Я смотрю на свою раненую правую руку. В этой руке живет страшная сила, позволяющая давить «желания»; она может раздавить даже «О».
Сейчас я не стираю «О» лишь по одной причине: если я это сделаю, «Ущербное блаженство» тоже будет уничтожено. Этого сердце Марии не выдержит.
С одной стороны, это выглядит так, будто Мария отвергает мою помощь. Но с другой стороны, меня бы вообще не существовало, если бы в душе она не хотела, чтобы ее спасли.

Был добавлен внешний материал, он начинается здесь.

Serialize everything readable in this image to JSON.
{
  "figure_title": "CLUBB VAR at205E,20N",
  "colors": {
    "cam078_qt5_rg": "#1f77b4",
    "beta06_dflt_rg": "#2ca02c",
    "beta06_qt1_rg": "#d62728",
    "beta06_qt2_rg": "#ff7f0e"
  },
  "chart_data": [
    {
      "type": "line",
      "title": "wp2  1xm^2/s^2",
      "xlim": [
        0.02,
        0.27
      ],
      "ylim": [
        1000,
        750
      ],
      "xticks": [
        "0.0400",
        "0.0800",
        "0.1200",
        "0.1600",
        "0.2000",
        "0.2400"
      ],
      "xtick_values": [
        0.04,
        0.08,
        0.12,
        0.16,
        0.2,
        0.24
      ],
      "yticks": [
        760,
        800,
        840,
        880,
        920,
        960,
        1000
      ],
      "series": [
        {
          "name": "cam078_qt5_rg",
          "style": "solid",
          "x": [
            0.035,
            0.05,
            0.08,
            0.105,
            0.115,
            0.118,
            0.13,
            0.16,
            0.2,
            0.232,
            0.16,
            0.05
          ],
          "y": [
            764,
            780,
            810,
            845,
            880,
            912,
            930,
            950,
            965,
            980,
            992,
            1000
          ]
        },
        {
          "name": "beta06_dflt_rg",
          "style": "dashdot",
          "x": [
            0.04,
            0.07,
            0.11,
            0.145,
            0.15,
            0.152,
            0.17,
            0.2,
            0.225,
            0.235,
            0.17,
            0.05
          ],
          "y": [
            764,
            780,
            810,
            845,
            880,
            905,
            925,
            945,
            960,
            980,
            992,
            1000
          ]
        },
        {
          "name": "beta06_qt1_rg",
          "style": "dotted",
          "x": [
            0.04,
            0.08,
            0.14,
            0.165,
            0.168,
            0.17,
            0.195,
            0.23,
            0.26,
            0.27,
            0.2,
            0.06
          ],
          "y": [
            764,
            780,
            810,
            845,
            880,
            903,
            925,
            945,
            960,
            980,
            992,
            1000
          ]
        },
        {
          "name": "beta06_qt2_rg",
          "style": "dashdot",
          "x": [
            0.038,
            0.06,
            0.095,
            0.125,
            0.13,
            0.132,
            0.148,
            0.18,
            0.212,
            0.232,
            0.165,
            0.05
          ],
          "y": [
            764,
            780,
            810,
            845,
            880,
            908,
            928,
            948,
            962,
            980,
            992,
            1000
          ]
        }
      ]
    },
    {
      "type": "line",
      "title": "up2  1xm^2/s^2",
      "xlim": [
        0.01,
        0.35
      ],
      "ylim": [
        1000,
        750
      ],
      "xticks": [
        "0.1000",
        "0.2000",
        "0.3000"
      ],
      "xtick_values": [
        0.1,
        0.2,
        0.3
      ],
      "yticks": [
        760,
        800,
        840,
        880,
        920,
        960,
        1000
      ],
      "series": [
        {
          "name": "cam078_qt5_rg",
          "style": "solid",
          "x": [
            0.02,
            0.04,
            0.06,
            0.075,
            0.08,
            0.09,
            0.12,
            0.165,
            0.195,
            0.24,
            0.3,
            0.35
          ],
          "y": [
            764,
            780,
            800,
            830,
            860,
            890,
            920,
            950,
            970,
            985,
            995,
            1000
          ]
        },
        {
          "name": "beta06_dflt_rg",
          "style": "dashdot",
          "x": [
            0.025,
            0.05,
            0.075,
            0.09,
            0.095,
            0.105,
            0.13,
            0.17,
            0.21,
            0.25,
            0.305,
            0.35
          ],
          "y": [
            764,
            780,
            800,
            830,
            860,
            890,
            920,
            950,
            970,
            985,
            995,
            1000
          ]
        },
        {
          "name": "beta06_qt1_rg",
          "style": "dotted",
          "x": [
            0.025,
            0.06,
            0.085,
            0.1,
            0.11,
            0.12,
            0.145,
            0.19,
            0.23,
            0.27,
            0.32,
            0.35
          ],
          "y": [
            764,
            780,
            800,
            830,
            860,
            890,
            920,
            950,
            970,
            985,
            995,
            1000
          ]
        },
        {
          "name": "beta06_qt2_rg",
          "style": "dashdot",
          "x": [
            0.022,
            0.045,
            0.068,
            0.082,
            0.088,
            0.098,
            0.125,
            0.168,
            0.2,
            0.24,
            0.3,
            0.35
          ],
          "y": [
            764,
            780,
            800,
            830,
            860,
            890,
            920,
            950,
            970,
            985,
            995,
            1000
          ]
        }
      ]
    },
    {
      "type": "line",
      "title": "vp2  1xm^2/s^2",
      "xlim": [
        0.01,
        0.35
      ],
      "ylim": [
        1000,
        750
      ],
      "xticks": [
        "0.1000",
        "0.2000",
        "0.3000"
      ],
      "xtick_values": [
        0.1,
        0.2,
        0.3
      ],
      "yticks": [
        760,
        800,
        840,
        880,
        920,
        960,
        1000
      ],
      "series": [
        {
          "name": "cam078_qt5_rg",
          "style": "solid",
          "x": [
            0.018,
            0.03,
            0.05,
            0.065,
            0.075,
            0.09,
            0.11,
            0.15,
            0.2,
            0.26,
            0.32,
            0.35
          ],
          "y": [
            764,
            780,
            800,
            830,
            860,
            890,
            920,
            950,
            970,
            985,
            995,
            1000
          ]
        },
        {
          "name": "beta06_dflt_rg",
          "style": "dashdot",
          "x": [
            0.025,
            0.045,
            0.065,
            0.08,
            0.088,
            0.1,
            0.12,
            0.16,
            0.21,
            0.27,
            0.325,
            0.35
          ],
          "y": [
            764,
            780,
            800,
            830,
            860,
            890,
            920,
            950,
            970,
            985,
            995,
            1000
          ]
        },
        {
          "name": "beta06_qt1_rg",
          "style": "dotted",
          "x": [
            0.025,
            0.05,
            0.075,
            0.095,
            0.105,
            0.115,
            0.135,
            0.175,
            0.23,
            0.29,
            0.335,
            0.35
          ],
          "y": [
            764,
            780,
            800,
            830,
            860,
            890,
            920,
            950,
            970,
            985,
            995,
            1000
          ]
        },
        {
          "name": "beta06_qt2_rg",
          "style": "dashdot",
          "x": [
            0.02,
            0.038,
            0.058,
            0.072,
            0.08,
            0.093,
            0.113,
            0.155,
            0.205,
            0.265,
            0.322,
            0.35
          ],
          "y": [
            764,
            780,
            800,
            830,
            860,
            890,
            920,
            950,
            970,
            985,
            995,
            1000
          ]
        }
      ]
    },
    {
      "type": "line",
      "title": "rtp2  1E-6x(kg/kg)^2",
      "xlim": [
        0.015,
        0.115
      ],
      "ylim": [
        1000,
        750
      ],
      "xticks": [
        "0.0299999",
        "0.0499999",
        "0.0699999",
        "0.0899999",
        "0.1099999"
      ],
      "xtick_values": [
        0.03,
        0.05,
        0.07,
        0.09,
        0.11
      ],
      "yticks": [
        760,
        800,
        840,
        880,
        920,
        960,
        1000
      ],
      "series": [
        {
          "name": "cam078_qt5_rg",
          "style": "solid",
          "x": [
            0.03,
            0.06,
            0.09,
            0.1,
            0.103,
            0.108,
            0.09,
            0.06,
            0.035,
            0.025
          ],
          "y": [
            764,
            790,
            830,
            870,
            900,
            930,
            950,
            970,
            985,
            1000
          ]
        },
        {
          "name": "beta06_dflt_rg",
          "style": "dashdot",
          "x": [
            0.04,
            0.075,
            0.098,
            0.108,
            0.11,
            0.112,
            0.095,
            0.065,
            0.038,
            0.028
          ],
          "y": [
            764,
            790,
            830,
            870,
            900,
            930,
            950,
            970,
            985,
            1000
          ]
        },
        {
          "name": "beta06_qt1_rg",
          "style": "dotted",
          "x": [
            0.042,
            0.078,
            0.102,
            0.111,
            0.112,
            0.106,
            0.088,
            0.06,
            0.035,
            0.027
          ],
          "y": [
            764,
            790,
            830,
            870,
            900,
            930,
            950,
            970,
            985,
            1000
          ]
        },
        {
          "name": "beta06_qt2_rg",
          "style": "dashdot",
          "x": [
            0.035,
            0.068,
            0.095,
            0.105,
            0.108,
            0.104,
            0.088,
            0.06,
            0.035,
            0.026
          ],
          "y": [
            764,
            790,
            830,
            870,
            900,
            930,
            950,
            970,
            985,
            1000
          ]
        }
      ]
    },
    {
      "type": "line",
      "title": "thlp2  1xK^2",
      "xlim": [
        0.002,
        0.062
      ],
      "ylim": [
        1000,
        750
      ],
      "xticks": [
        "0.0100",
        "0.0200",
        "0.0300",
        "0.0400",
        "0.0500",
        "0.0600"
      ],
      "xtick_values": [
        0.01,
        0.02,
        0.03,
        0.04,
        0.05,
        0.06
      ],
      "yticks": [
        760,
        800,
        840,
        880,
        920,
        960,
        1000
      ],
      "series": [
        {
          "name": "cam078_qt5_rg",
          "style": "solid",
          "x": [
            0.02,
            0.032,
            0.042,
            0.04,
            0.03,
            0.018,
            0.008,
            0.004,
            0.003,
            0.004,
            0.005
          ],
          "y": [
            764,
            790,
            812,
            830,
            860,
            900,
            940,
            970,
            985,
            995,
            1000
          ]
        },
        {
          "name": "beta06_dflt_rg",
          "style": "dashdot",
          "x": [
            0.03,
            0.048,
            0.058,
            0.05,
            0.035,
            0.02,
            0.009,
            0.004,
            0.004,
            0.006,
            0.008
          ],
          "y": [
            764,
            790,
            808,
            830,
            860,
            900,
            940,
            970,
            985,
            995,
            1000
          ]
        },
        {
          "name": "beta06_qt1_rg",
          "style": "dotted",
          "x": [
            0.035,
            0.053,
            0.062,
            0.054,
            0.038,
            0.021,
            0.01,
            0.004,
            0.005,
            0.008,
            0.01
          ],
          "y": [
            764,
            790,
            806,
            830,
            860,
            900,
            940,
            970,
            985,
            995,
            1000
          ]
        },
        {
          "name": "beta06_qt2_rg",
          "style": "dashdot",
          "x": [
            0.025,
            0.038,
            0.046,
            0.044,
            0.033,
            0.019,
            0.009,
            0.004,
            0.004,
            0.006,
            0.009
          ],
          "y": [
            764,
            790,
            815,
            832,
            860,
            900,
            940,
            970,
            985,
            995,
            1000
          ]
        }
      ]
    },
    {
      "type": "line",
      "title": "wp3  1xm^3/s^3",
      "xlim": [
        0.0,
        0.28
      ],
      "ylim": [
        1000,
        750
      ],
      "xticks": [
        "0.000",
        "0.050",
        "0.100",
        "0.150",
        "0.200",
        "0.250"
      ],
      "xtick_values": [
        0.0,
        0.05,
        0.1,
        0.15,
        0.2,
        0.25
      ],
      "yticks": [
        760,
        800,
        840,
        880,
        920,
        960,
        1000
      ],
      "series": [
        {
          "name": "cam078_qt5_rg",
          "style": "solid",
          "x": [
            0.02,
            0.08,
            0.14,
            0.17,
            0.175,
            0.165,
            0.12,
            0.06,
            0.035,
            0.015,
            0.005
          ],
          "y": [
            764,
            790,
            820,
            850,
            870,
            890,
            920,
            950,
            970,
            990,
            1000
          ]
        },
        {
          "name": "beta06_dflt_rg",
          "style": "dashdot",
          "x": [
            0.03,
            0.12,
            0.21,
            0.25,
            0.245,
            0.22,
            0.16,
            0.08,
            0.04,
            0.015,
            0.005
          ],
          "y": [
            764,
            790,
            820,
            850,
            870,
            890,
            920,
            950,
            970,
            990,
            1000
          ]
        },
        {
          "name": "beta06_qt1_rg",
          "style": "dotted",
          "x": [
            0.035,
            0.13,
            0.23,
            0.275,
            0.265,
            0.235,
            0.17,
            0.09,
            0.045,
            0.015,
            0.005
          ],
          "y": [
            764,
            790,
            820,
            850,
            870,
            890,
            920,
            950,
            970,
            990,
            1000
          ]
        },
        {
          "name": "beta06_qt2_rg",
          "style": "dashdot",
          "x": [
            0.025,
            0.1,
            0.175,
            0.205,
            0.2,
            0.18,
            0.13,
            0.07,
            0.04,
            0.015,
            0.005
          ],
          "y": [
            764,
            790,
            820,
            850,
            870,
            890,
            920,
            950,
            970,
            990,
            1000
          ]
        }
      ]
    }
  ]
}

А значит, решение должно быть, пусть и совершенно невероятное. Я могу и буду верить в это.
Так, подведем итоги.
Что я могу сделать, чтобы спасти Марию?
Я должен освободить ее от человека передо мной.
Я произношу имя.
– Ая Отонаси.
«О»Ая Отонаси снова улыбается, источая уверенность в себе.
– Ая Отонаси? Я действительно приняла ее внешность. И я действительно происхожу от нее. Но я – не Ая Отонаси.
– Думаю, так и есть. Ты просто образ Аи в голове Марии, не настоящая Ая. Настоящая Ая наверняка тоже была потрясающим человеком, но все-таки лишь человеком. Она не могла быть такой сверхъестественной, как ты. Видимо, что-то случилось, из-за чего Мария стала обожествлять свою сестру.
Я стискиваю зубы при мысли о том, как росла Мария.
– Ая Отонаси внутри Марии слишком разрослась. Мария сама не может от нее сбежать; если ей не помочь, она так и останется в ловушке. Она пренебрегает собой – даже отвергает себя, – чтобы стать монстром по имени Ая Отонаси. Поэтому, – я наставил на «О» правую руку и прокричал: – Освободи ее сейчас же, «Ая Отонаси»!
Нет нужды говорить, что «О» на этот мой приказ и бровью не повела.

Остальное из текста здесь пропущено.